Therapeutic interchange is the practice of switching or dispensing drugs that are chemically distinct but therapeutically similar in terms of their efficacy, safety, and tolerability profiles.The stated goal of therapeutic interchange is to achieve an improved or neutral outcome with the new agent while reducing overall treatment costs. Until recently, most interchange programs have been limited to switches within drug classes, such as angiotensin-converting enzyme (ACE) inhibitors, proton pump inhibitors (PPIs), HMG-CoA reductase inhibitors (statins), and selective serotonin reuptake inhibitors (SSRIs), and generally to drugs that use the same routes of administration. Therapeutic interchange now is being applied to some biologic agents, such as those used to treat psoriasis and rheumatoid arthritis (RA). In some cases, these agents differ in structure and mode of administration. Patients who require a biologic agent are often difficult to manage, and the comorbidities that are prevalent in these patients further complicate management and agent selection.
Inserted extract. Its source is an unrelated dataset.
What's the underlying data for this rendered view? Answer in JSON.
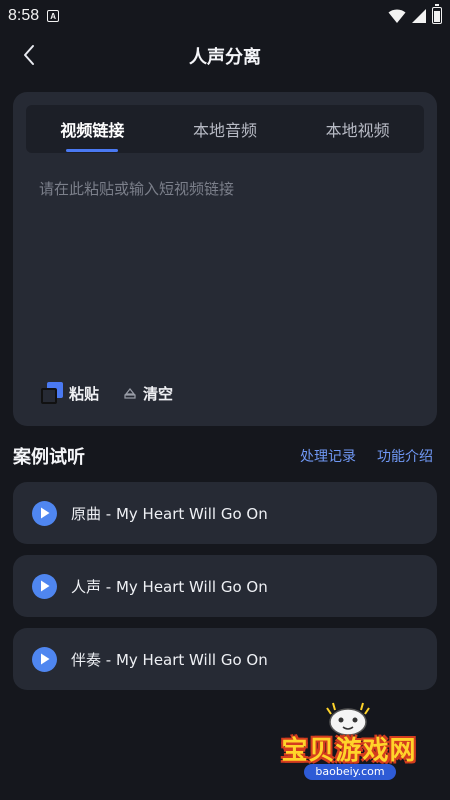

Population-based outcomes among various agents may not appear notably different, but because there is no a priori means to determine the effects of a given biologic agent on any individual patient, therapeutic interchange is inadvisable once a patient receiving RA or psoriasis therapy has been stabilized. However, if a biologic agent has been designated as preferred on a formulary, it is reasonable to initiate treatment with that agent in a patient who is naïve to biologic therapy if that agent is not contraindicated. Respectful, two-way communication between health care professionals and managed care organizations (MCOs) will help ensure that a patient receives the appropriate therapy at the right time.